Янна Шарбонно пошатнулась, потеряла равновесие и, невольно шагнула в бок, ударилась бедром о прилавок.
На прилавке стоял небольшой открытый поставец с хорошенькими хрустальными тарелочками, полными засахаренного миндаля в розовых, золотых, серебряных и белых обертках. Поставец покачнулся, Янна инстинктивно придержала его, но одна из тарелочек все же упала на пол.
— Розетт!
Янна чуть не плакала.
Я услышала, как тарелочка со звоном разбилась, а конфеты разлетелись по терракотовым плиткам пола.
Но на пол я не смотрела: я не сводила глаз с Янны и Розетт – аура девочки теперь так и пылала, мать же ее застыла, точно каменное изваяние.
— Давайте я помогу.
Я наклонилась и стала собирать конфеты и осколки.
— Нет, прошу вас…
— Да я уже все собрала.
Я чувствовала, как сильно она напряжена, почти готова взорваться. И уж конечно, не из-за разбитого блюдца – насколько я знаю, такие женщины, как Янна Шарбонно, не станут рвать на себе волосы из-за какой-то стекляшки. Зато курок может спустить любая, самая неожиданная мелочь: неудачный день, головная боль, доброта незнакомого человека.
И тут я краем увидела существо, скорчившееся под прилавком.
Оно было очень ярким, золотистым-оранжевым и казалось нарисованным чьей-то неумелой рукой, но по его длинному изогнутому хвосту и ясным маленьким глазам я достаточно легко догадалась, что это, видимо, некая разновидность обезьянки. Я резко повернулась, чтобы как следует рассмотреть ее мордочку, но она оскалилась, продемонстрировав мне свои острые клыки, и мгновенно растворилась в воздухе.
— Бам, — сказала Розетт.
Воцарилось долгое молчание.
Я взяла в руки «разбитую» тарелочку – хрустальную, из Мурано, с изящными желобками по краям. Но я же услышала, как она разбилась – взорвавшись, точно шутиха, — и как ее осколки шрапелью рассыпались по плиткам пола! И все же я держала в руках совершенно целую тарелку. Словно ничего и не случилось!
«Бам», — подумала я.
Под ногами у меня все еще по-хрустывали конфеты – точно кто-то их грыз. Теперь уже Янна Шарбонно молча наблюдала за мной, и это опасное молчание окутывало нас все плотнее, точно шелковый кокон.

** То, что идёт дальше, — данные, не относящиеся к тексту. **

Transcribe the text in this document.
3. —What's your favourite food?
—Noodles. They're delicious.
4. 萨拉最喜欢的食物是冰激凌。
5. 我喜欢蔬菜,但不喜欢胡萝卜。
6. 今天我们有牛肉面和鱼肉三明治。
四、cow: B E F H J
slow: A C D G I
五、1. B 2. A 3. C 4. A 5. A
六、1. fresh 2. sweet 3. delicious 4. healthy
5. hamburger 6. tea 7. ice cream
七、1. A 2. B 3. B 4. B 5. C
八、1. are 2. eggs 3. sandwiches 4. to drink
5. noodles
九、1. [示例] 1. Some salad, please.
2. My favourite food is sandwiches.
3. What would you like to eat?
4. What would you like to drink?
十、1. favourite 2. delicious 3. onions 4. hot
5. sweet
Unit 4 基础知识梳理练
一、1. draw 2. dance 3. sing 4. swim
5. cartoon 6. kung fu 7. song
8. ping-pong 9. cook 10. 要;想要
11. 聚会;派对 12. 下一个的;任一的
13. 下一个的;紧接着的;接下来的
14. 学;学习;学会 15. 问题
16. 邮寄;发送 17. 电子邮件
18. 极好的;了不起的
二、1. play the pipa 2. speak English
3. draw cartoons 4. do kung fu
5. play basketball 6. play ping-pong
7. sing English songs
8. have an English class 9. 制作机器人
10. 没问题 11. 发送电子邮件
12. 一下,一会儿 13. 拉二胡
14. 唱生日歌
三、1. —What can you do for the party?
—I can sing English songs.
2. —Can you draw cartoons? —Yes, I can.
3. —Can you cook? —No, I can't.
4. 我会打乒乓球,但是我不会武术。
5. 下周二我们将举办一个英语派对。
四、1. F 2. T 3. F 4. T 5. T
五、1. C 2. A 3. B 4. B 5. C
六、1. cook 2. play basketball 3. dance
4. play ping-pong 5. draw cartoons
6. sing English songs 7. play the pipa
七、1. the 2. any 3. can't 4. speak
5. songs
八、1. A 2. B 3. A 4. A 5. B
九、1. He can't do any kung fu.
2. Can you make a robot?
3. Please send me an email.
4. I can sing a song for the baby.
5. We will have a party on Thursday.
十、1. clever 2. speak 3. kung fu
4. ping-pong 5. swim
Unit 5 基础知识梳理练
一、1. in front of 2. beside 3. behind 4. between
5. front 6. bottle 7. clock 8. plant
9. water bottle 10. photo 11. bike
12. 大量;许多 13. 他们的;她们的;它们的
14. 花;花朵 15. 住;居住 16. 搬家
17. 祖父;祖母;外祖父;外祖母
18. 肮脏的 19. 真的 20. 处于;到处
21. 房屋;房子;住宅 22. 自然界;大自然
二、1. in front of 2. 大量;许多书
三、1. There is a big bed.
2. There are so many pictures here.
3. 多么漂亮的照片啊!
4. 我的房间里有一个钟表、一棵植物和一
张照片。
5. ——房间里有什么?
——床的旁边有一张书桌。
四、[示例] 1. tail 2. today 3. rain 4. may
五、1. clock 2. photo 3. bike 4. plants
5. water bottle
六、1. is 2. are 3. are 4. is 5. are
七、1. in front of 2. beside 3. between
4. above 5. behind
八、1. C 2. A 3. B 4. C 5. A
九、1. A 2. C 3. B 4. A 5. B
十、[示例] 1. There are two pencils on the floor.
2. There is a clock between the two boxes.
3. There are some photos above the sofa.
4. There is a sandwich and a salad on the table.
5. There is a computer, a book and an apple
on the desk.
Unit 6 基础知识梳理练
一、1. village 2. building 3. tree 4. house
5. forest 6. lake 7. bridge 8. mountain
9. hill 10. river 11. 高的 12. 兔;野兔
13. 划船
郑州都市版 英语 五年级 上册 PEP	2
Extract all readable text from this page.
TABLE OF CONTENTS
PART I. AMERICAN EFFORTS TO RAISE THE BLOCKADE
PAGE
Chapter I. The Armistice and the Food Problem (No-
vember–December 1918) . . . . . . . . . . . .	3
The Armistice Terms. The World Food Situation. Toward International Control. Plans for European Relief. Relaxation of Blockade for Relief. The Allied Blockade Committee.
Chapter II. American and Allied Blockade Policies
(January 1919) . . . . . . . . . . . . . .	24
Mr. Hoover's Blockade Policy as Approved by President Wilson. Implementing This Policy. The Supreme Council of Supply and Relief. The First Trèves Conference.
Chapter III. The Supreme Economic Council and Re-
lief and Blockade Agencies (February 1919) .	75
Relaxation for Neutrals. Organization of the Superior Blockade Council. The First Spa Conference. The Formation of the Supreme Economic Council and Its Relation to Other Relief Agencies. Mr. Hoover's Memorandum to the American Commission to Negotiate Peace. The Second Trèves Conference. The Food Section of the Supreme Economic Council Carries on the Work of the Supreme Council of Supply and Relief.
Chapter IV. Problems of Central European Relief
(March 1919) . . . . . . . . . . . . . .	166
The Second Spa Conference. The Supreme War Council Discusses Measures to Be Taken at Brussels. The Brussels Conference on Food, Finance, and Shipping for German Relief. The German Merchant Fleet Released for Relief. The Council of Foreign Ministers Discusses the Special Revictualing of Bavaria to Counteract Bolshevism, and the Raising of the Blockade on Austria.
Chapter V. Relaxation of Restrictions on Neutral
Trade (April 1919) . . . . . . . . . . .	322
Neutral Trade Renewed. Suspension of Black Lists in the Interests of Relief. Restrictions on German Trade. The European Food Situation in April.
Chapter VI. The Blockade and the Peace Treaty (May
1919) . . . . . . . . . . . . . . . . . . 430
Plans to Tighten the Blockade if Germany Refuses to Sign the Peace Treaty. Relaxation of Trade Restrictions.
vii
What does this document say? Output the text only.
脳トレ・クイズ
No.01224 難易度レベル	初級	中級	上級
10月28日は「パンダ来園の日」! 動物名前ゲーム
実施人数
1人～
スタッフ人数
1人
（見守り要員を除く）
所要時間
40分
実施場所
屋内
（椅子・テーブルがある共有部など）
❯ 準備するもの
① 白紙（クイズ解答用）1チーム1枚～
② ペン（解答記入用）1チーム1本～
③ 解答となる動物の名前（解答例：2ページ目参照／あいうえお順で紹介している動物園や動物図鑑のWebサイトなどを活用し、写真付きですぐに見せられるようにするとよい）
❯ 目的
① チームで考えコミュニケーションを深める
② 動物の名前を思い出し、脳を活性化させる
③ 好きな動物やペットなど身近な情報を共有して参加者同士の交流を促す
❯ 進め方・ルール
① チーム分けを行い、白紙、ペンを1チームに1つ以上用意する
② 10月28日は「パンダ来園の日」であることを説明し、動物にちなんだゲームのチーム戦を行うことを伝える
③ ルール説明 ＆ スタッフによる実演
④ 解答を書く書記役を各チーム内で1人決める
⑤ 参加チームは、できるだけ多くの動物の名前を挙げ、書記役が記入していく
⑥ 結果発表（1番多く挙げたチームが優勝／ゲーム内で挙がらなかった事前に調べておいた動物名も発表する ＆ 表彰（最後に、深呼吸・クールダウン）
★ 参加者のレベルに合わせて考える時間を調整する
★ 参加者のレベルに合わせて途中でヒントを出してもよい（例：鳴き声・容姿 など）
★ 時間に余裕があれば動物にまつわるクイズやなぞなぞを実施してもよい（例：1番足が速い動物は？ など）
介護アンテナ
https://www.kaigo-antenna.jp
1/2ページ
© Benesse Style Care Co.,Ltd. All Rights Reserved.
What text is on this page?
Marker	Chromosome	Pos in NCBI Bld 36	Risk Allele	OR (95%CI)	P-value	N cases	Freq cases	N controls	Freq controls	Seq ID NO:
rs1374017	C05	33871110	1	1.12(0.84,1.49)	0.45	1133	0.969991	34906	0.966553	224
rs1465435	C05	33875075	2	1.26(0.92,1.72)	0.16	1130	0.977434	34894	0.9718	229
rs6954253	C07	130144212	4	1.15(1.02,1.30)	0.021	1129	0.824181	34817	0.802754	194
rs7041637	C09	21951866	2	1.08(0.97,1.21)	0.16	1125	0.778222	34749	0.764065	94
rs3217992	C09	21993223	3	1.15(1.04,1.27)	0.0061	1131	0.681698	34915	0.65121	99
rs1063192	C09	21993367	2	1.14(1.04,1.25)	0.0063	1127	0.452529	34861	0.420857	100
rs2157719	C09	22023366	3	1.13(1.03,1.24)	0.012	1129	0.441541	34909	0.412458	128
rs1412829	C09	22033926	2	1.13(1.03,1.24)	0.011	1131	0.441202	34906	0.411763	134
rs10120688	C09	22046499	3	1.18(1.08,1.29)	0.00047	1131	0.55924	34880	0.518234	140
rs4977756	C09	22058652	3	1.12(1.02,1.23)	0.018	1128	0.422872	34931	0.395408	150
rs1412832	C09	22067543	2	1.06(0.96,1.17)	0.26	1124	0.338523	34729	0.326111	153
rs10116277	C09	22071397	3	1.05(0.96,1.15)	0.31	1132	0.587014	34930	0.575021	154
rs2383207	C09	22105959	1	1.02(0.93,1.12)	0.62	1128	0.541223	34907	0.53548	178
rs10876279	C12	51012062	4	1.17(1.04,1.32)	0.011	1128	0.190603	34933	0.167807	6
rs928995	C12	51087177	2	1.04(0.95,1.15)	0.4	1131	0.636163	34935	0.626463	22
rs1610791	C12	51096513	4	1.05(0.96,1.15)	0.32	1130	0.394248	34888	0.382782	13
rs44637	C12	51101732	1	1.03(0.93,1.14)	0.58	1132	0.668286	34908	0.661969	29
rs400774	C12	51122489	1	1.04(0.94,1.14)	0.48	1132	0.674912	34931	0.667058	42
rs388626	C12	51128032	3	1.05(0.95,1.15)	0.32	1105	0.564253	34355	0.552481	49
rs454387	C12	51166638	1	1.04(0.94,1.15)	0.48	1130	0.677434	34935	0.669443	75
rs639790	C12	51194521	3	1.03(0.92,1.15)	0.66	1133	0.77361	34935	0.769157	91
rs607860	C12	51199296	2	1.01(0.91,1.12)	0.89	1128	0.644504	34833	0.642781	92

Я смогла бы сказать: «Ах, как удачно» — или просто без единого слова поставить тарелочку на прилавок, но я понимала: теперь или никогда. «Нанеси удар сейчас, когда она почти не сопротивляется, — сказала я себе. — Возможно, второй такой возможности тебе уже не представится».
Так что я посмотрела Янне прямо в глаза, направив на нее все мощь своих чар, и сказала:
— Ничего страшного. Я знаю, что вам сейчас нужно.
Она слегка вздрогнула, застыла, но глаз не отвела, на лице ее было написано неповиновение и высокомерное непонимание.
А я взяла ее за руку и с нежной улыбкой прояснила:
— Горячий шоколад! Горячий шоколад по моему особому рецепту. С перцем чили, мускатным орехом и арманьяко; добавив также щепоточку черного перца. Ладно, ладно, не спорьте. И малышку возьмите с собой.
Она молча последовала за мной на кухню.
Итак, я своего добилась.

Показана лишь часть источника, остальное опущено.